Conseils d’installation (simples) pour bien démarrer en PME
Une stratégie efficace commence par des fondamentaux : appliquer la règle 3-2-1, et viser au moins une copie difficile à modifier ou supprimer pour résister aux ransomwares. Clarifier un RPO et un RTO, même approximatifs, aide à dimensionner l’outil et le stockage, et à éviter les attentes irréalistes. Le chiffrement doit être activé quand il est côté client, avec une gestion des clés documentée et une procédure de récupération testée, car une clé perdue équivaut à une sauvegarde inutilisable.
La restauration doit être testée dès le premier jour, puis régulièrement. Un test trimestriel est un minimum réaliste pour une PME ; l’important est qu’il soit routinier et documenté. Enfin, la supervision n’est pas optionnelle : des rapports quotidiens, des alertes compréhensibles et une revue périodique de la capacité et des échecs évitent de découvrir trop tard que la sauvegarde ne tourne plus. La protection de l’accès au stockage de sauvegarde est le dernier verrou : comptes dédiés, MFA quand possible, droits minimaux et séparation des rôles, avec une attention particulière à éviter qu’un poste utilisateur puisse écrire ou supprimer librement les sauvegardes.
En résumé : quel outil choisir ?
Si vous avez des serveurs ou des VM avec un fort enjeu de reprise, Veeam est souvent un choix prioritaire, à condition de concevoir l’architecture avec séparation des accès et immutabilité. Si vous cherchez une console centralisée et une logique de plateforme, Acronis est un bon candidat, mais il faut cadrer précisément l’édition, les options, la rétention et le coût total. Si votre socle est un NAS, Synology Active Backup for Business est très pertinent pour la sauvegarde locale, à condition de prévoir dès le départ une vraie copie hors site et des protections contre la suppression. Pour un budget serré avec besoin de flexibilité, Duplicati peut convenir si la supervision et les tests sont pris au sérieux. Pour une approche automatisée, reproductible et robuste, Restic est excellent dès lors que vous avez la maturité opérationnelle pour le maintenir et que la cible de stockage est adaptée.
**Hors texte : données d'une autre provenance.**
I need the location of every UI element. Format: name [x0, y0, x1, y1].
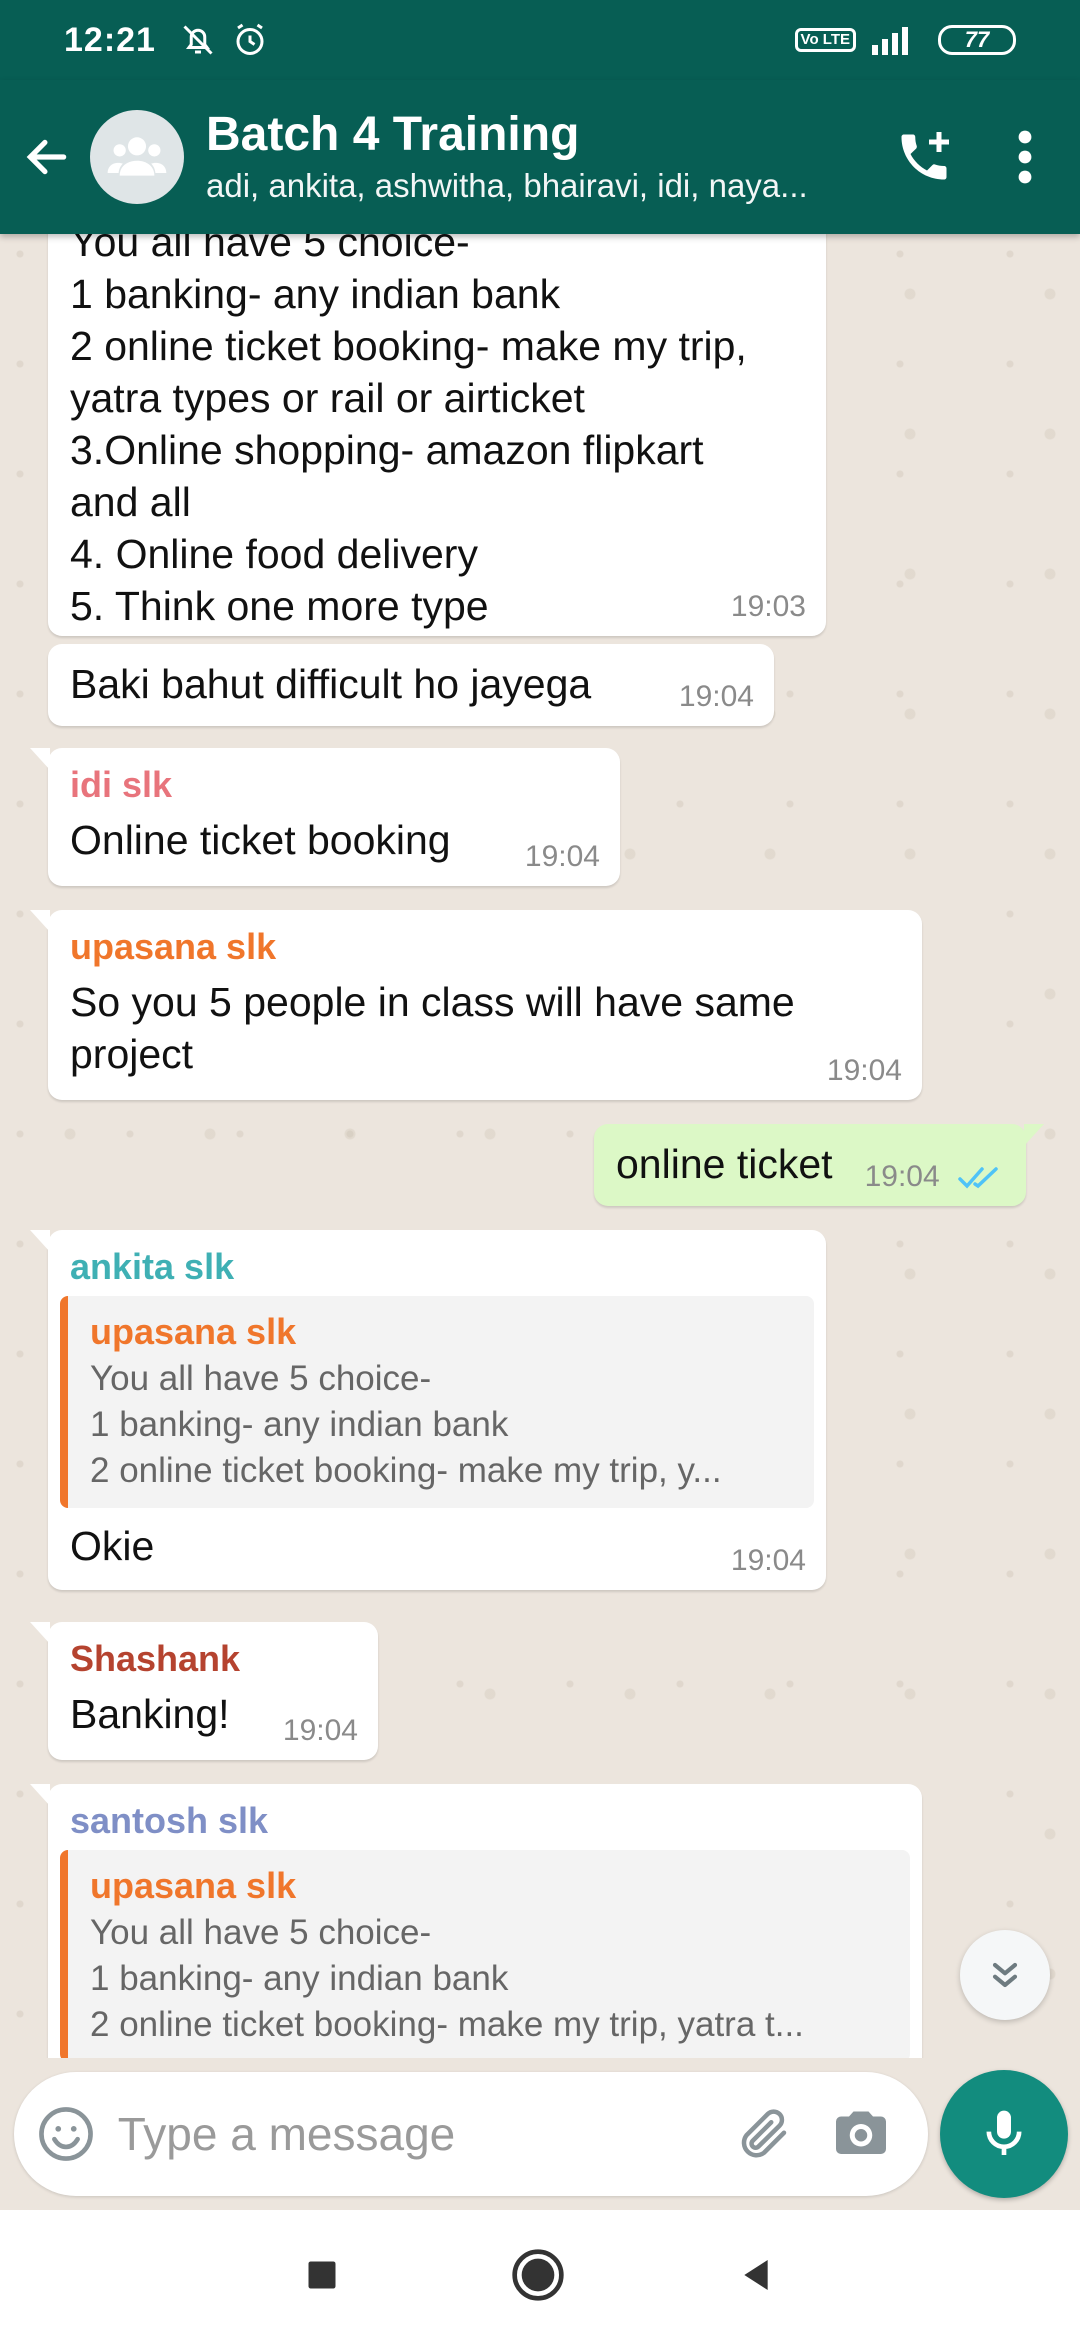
chat-title: Batch 4 Training [206, 108, 580, 161]
message-bubble[interactable]: Baki bahut difficult ho jayega 19:04 [48, 644, 774, 726]
message-time: 19:04 [282, 1714, 358, 1747]
battery-icon: 77 [938, 25, 1016, 55]
alarm-icon [236, 23, 264, 55]
emoji-icon [38, 2107, 93, 2161]
message-time: 19:04 [524, 840, 600, 873]
message-time: 19:04 [865, 1160, 1004, 1194]
message-sender[interactable]: Shashank [70, 1636, 356, 1682]
message-text: Baki bahut difficult ho jayega [70, 661, 592, 707]
message-bubble[interactable]: ankita slk upasana slk You all have 5 ch… [30, 1230, 826, 1590]
volte-icon: Vo LTE [794, 28, 856, 52]
quoted-line: You all have 5 choice- [90, 1359, 432, 1398]
chat-messages[interactable]: You all have 5 choice- 1 banking- any in… [0, 234, 1080, 2058]
attach-button[interactable] [716, 2104, 813, 2164]
message-time-text: 19:04 [864, 1160, 940, 1193]
system-nav-bar [0, 2210, 1080, 2340]
quoted-message[interactable]: upasana slk You all have 5 choice- 1 ban… [60, 1296, 814, 1508]
arrow-left-icon [26, 139, 67, 175]
message-time: 19:03 [730, 590, 806, 623]
signal-icon [872, 27, 908, 55]
emoji-button[interactable] [24, 2103, 108, 2165]
message-text: So you 5 people in class will have same … [70, 979, 795, 1077]
recents-button[interactable] [304, 2257, 340, 2293]
message-bubble[interactable]: upasana slk So you 5 people in class wil… [30, 910, 922, 1100]
quoted-line: 2 online ticket booking- make my trip, y… [90, 2005, 804, 2044]
paperclip-icon [742, 2109, 787, 2158]
message-sender[interactable]: ankita slk [60, 1244, 814, 1290]
voice-message-button[interactable] [940, 2070, 1068, 2198]
quoted-line: 1 banking- any indian bank [90, 1959, 509, 1998]
quoted-line: 1 banking- any indian bank [90, 1405, 509, 1444]
status-time: 12:21 [64, 20, 156, 59]
quoted-sender: upasana slk [90, 1865, 297, 1906]
double-check-icon [958, 1167, 998, 1189]
quoted-sender: upasana slk [90, 1311, 297, 1352]
message-sender[interactable]: idi slk [70, 762, 598, 808]
message-sender[interactable]: santosh slk [60, 1798, 910, 1844]
message-input[interactable] [117, 2107, 716, 2161]
message-bubble[interactable]: You all have 5 choice- 1 banking- any in… [48, 234, 826, 636]
phone-plus-icon [901, 132, 949, 180]
quoted-line: You all have 5 choice- [90, 1913, 432, 1952]
message-bubble[interactable]: Shashank Banking! 19:04 [30, 1622, 378, 1760]
message-text: Online ticket booking [70, 817, 451, 863]
scroll-to-bottom-button[interactable] [960, 1930, 1050, 2020]
back-button[interactable] [6, 107, 88, 207]
message-time: 19:04 [730, 1544, 806, 1577]
status-bar: 12:21 Vo LTE 77 [0, 0, 1080, 80]
group-icon [107, 137, 167, 176]
more-vert-icon [1018, 130, 1032, 184]
message-bubble[interactable]: santosh slk upasana slk You all have 5 c… [30, 1784, 922, 2058]
chat-participants: adi, ankita, ashwitha, bhairavi, idi, na… [206, 167, 808, 204]
camera-icon [836, 2111, 887, 2154]
message-composer [14, 2072, 928, 2196]
group-avatar[interactable] [90, 110, 184, 204]
add-call-button[interactable] [868, 102, 980, 212]
message-bubble[interactable]: idi slk Online ticket booking 19:04 [30, 748, 620, 886]
message-time: 19:04 [826, 1054, 902, 1087]
camera-button[interactable] [813, 2104, 910, 2164]
more-options-button[interactable] [980, 102, 1070, 212]
back-nav-button[interactable] [736, 2255, 776, 2295]
quoted-line: 2 online ticket booking- make my trip, y… [90, 1451, 722, 1490]
message-text: You all have 5 choice- 1 banking- any in… [70, 234, 747, 629]
chat-header: Batch 4 Training adi, ankita, ashwitha, … [0, 80, 1080, 234]
message-sender[interactable]: upasana slk [70, 924, 900, 970]
message-time: 19:04 [678, 680, 754, 713]
home-button[interactable] [510, 2247, 566, 2303]
chat-info[interactable]: Batch 4 Training adi, ankita, ashwitha, … [206, 106, 868, 208]
bell-off-icon [183, 25, 213, 55]
microphone-icon [986, 2110, 1022, 2155]
outgoing-message-bubble[interactable]: online ticket 19:04 [594, 1124, 1044, 1206]
double-chevron-down-icon [992, 1962, 1018, 1988]
quoted-message[interactable]: upasana slk You all have 5 choice- 1 ban… [60, 1850, 910, 2058]
message-text: Okie [70, 1523, 155, 1569]
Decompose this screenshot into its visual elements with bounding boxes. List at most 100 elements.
Pour aller plus loin (autorité) : la CISA (agence américaine de cybersécurité) publie des recommandations utiles sur la résilience et la sauvegarde face aux ransomwares : https://www.cisa.gov/stopransomware.
En définitive, une PME ne sécurise pas ses données en “choisissant un outil”, mais en mettant en place une capacité de restauration prouvée. La meilleure décision consiste à définir vos objectifs de reprise, choisir une solution que vous saurez superviser, bâtir un stockage avec une copie hors site réellement indépendante et une protection contre la suppression, puis ritualiser les tests de restauration. Le jour où l’incident arrive, ce ne sont ni les fonctionnalités ni le prix qui comptent, mais la vitesse et la certitude de pouvoir repartir.